Researchers say we've been designing quadrotors the wrong way

2 min read

Should Quadrotors All Look Like This?

Quadrotors are everywhere nowadays. Researchers have them, hobbyists have them, law enforcement has them, and they're being used commercially to do lots of stuff, from shooting movies to gathering aerial imagery to performing in shows and commercials. You'd think that by now, we'd have settled on a more or less optimized design, but at IROS 2013 last week, researchers from the University of Queensland, Australia, presented a paper suggesting that maybe we've been doing it wrong.

As cool as quadrotors are, in most cases they're simply not as good as helicopters. Because of the way they're designed (with four small rotors instead of one big one), they're less powerful, less efficient, and less maneuverable. The power and efficiency issues come from the fact that one big rotor generates more lift per aircraft footprint than four small rotors, and as for maneuverability, a helicopter that can alter rotor pitch instantly will always outmaneuver a quadrotor that can only control blade speed. Seriously, try doing this with a quadrotor.

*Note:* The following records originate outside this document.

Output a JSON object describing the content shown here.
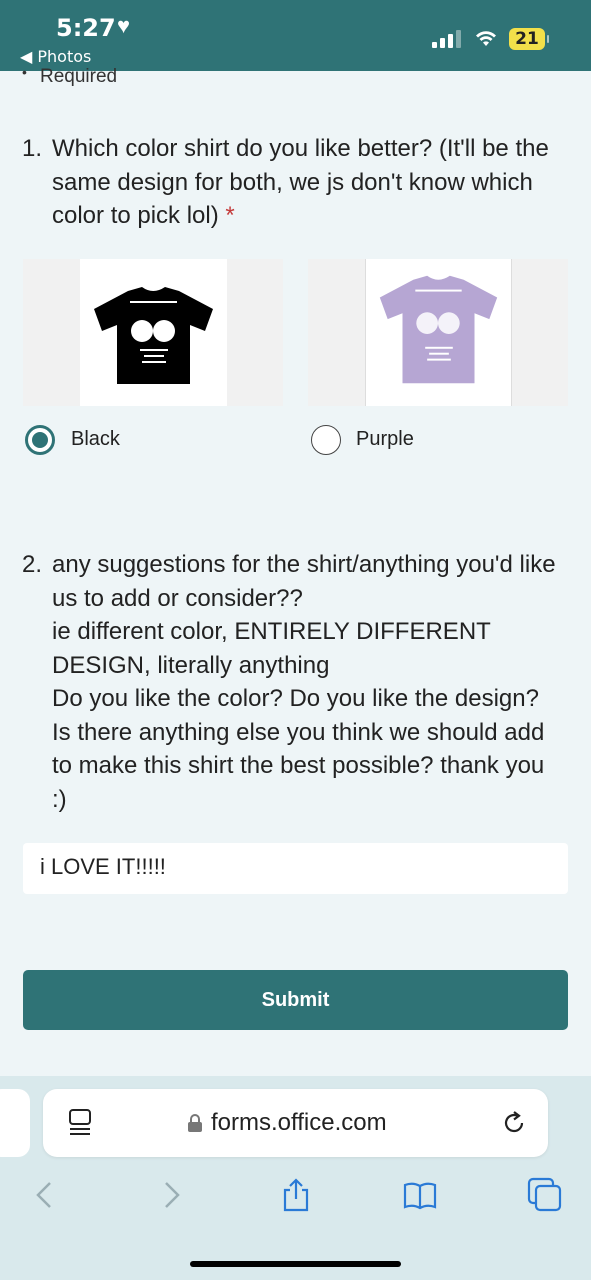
{
  "status_bar": {
    "time": "5:27",
    "back_label": "Photos",
    "battery": "21"
  },
  "form": {
    "required_label": "Required",
    "question1": {
      "number": "1.",
      "text": "Which color shirt do you like better? (It'll be the same design for both, we js don't know which color to pick lol)",
      "required_star": "*",
      "options": [
        {
          "label": "Black",
          "selected": true,
          "shirt_color": "#000000"
        },
        {
          "label": "Purple",
          "selected": false,
          "shirt_color": "#b6a6d3"
        }
      ]
    },
    "question2": {
      "number": "2.",
      "text": "any suggestions for the shirt/anything you'd like us to add or consider??\nie different color, ENTIRELY DIFFERENT DESIGN, literally anything\nDo you like the color? Do you like the design? Is there anything else you think we should add to make this shirt the best possible? thank you :)",
      "answer": "i LOVE IT!!!!!"
    },
    "submit_label": "Submit"
  },
  "browser": {
    "url": "forms.office.com"
  },
  "colors": {
    "accent": "#2f7376",
    "required": "#c43b3b",
    "ios_blue": "#2a7ad6"
  }
}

So, the thing that quadrotors have going for them is that they're simple. Helicopters have complex main rotor heads, with shafts and bearings and linkages all over the place, while quadrotors just have four motors and that's it. The University of Queensland researchers came up with a "Y4" configuration that aims to take all the good bits of helicopters and make them as simple as quadrotors. I'm just going to start calling this new design a triquad. Keep in mind that this is still a quadrotor: it just had things shifted around a little bit.

Almost all of the triquad's lift comes from its big main fixed-pitch rotor, located at the center of the "Y" (pictured below). The three little fixed-pitch rotors in the "Y" configuration are angled (at a fixed 45 degrees) to provide counter-torque (which they do slightly more efficiently than a helicopter tail rotor) along with pitch and roll control. Here's how the control works:

Y4 quadrotor triquad

Crunching numbers suggested that the triquad would have an increase in performance (in terms of flight time) of about 25 percent over a standard quadrotor configuration. The researchers, being researchers, decided that the only fair way to test this hypothesis was through experimentation, so they built a triquad and a traditional quadrotor that were as identical as possible:

Y4 quadrotor triquad

They had the same mass, the same footprint, the same mass devoted to actuators, the same chassis, the same arms, the same batteries, and the same flight controller. The researchers explained that the standard "control" quadrotor had an optimized design, while the triquad was not optimized at all (because its design was constrained to keep it as similar as possible to the control quadrotor). This gave the control aircraft an advantage in power of about 9 percent.

Y4 quadrotor triquad

Even with this disadvantage in power and a suboptimal design, the average current draw during hover was over 15 percent higher for the control quad, which translates into a 15 percent increase in flight time for the triquad design. The researchers think that with some tweaking, that theoretically calculated 25 percent increase should be achievable.

"Towards a More Efficient Quadrotor Configuration," by Scott Driessens and Paul E. I. Pounds from the University of Queensland, was presented last week at IROS 2013 in Tokyo, Japan.